A study by Fujisawa et al. [20] evaluating the pharmacokinetics of arsenic trioxide given daily to 12 Japanese patients with APL (renal function status not reported), showed that accumulation of the methylated metabolites accounts for most of the increase in total arsenic concentrations following repeated exposure to arsenic trioxide. In this study, inorganic arsenic reached steady-state levels over a 4-week dosing period, whereas MMAV and DMAV continued to rise. Mean total arsenic excretion was 20% following a single dose of arsenic trioxide, but increased to 60% during weeks 1–4. However, renal clearance accounted for only 6–10% of the total clearance of inorganic arsenic, suggesting that hepatic elimination accounts for the majority of systemic clearance of the drug.

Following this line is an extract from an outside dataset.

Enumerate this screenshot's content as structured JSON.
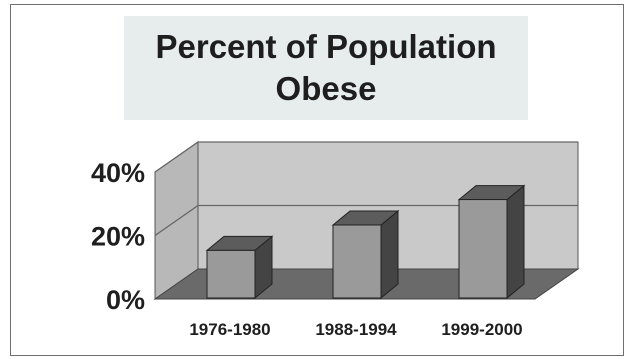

Our data are generally consistent with these previously reported observations. Although we observed higher rates of total arsenic excretion (among patients with normal renal function), the trend was similar with about 42% of daily dose excreted after a single dose and 70% of daily dose excreted after multiple doses. Also similarly, we report that inorganic arsenic (AsIII) accounts for 12–14% of the excreted arsenic dose. Although renal excretion plays a minor role in the elimination of inorganic arsenic in patients with normal renal function, in patients with severe renal impairment, even when the administered dose is reduced (i.e., administered twice weekly), systemic exposure to AsIII is increased. Our data suggest that these changes may not significantly affect the safety profile of arsenic trioxide in patients with renal impairment when administered using a twice-weekly schedule. The consequences of the observed increases in systemic exposure to both methylated arsenic metabolites and inorganic arsenic as a result of renal impairment on patient safety with prolonged dosing schedules (i.e., daily for up to 60 days) are unknown. Future clinical studies are needed to examine these relationships in more detail. This could include a study of APL patients treated with arsenic trioxide with curative intent and who have renal dysfunction. This would allow a better estimation of the risks and benefits in this patient population.

In conclusion, definitive recommendations on dosing for each renal dysfunction level cannot be made. The limited toxicity data suggest that dose reductions are not required when arsenic trioxide is administered on a biweekly schedule. However, the PK data indicate caution as well as consideration of dose reduction in the treatment of patients with arsenic trioxide who are potentially at risk for increased toxicity, including patients with renal impairment. A pragmatic recommendation is therefore to weigh the risk and benefit of treatment. With APL, the goal is cure. In this case, one approach could be to dose patients with renal dysfunction using the dose as per the package insert (i.e., 0.15 mg/kg per day) and monitor the patient’s cardiac rhythm via continuous telemetry monitoring. Dose alterations would be instituted if any safety concerns are noted (e.g., QTc interval increases greater than 60 ms above baseline, increases to an absolute value greater than 500 ms, and/or any evidence of ventricular triplets or “R on T” phenomena. Therapy should be held until resolution. If a clinical decision is made to continue therapy for cure, then dose reduction should be considered. Concomitant medications that are known to affect the QT interval should be avoided during treatment with arsenic trioxide. Overall, caution is advised in the use of arsenic trioxide in the treatment of patients with renal impairment, and the risk versus benefit must be carefully assessed.